Vorfreude / Gedanken zum Frühling
von Anne Bahrs

Endlich wird es spürbar heller. Im Februar gewinnt die Sonne merklich an Kraft. Manchmal taut der Schnee des Mittags, und an geschützten Stellen durchstoßen die Spitzen der Schneeglöckchen kraftvoll das Erdreich, das kurz zuvor noch steinhart gefroren war. Väterchen Frost regiert oft im Februar grausamer als im Januar. Dann sind die Frühblüher Winterlinge, Huflattich, Gänseblümchen und Schneeglöckchen, die wir so freudig begrüßten, offenbar wieder verschwunden. Mutter Erde rief ihren Lebenssaft zurück in ihren bergenden Schoß, in dem das Leben aller wohlbehüteten Kreaturen nur scheinbar schläft. Jedes Samenkorn, jede Zwiebel, Knolle, Wurzel spürt die Schöpferkraft auch in Finsternis und Winterkälte. Sie alle mögen ruhen wie unsere Tiere im Winterschlaf. Und dennoch wirkt die Zukunftssehnsucht in ihnen wie ein Rausch, ist ein nicht zu bändigendes Drängen zum Licht. Die Kraft der Sonne erreicht die Schlafenden in der Finsternis und animiert zum Erwachen mit wärmenden Strahlen.
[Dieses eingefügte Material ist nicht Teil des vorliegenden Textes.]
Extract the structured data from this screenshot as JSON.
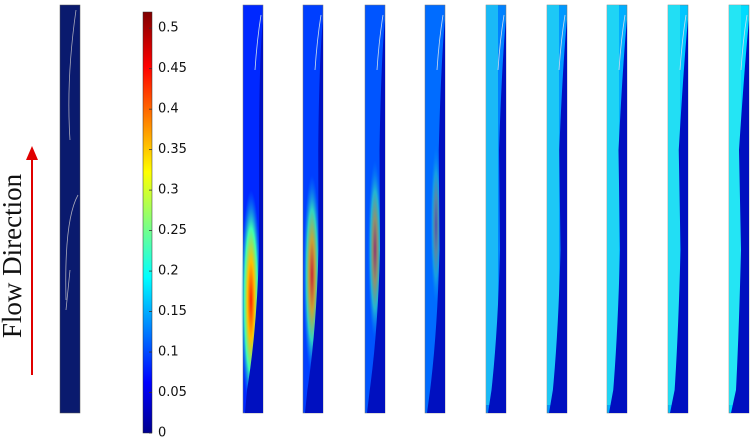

Auch wir Menschen sehnen uns nach Sonnenlicht, malen mit bunten Farben den Februar aus, denken an Liebe und schenken Blumen am Valentinstag, schlüpfen in Phantasiekostüme, dekorieren Wagen und Säle, um Karneval zu feiern. Wie gern schlüpften wir in eine andere Haut, und weil das nicht möglich ist, spielen wir "verkehrte Welt". Die Lebensfreude sucht sich ein Ventil. Feste, die von unseren Vorfahren in großer Dankbarkeit ausgerichtet und gefeiert wurden, weil sie die grausamste Kälte überstanden, behielten zwar ihre Bedeutung. Doch wir Heutigen, mit elektrischem Licht und zentral beheizten Räumen verwöhnt, haben kaum noch eine Vorstellung von der einstigen großen Winternot. Wir gönnen uns trotzdem ein farbenprächtiges und lautes Gaudium, denn auch unsere Sehnsucht nach Frühling ist groß. Es gibt aber auch eine andere Art des Feierns.

Wer sich auch auf die leisen Töne versteht, hört vielleicht schon eine Amsel flöten, den Zaunkönig rufen. Jeder Gartenfreund schaut schon mal nach, was sich da draußen tut. Sieh an, die Krokusse, vor Jahren an den Beetrand gepflanzt, haben sich massenhaft im Rasen verbreitet, an anderer Stelle bilden die dottergelben Winterlinge, der hellblaue "Schneestolz" einen Flek- kenteppich sogar unter den Gar- tenazaleen und Rhododendren.

In den städtischen Anlagen spazieren sonnenhungrige Menschen, erfreuen sich an knospenden Zweigen und den Rabatten. Zwar lassen Narzissen, Tulpen, Hyazinthen erst ahnen, wie sie in wenigen Wochen Gärten und Parks schmücken werden. Die Zaubernuß aber hat bereits ihre Blüten aufgesteckt. Noch leuchtet der Winterjasmin, aber Forsythiens Knospen verraten auch bereits ihr schönes Zitronengelb.

Zwischen Weiden- und Haselkätzchen flattern zwei Zitronenfalter, und die frühen Zwergtulpen zeigen uns ihre kräftigen Knospen.

Ach ja, der Maulwurf war auch schon wieder am Werk! Daß er den Rasen so ruiniert hat, erfreut uns nicht. Und die Wildkaninchen spielen im Gebüsch. Sie warten so sehnsüchtig auf den Frühling wie wir und haben wohl schon ihre Kinderstuben gebaut. So ist es, wenn der Frühling naht! Doch übersehen wir nicht die vielen "kleinen" Freuden, die sich uns bieten, die sogenannten "großen" Freuden sind sehr rar und selten von Dauer.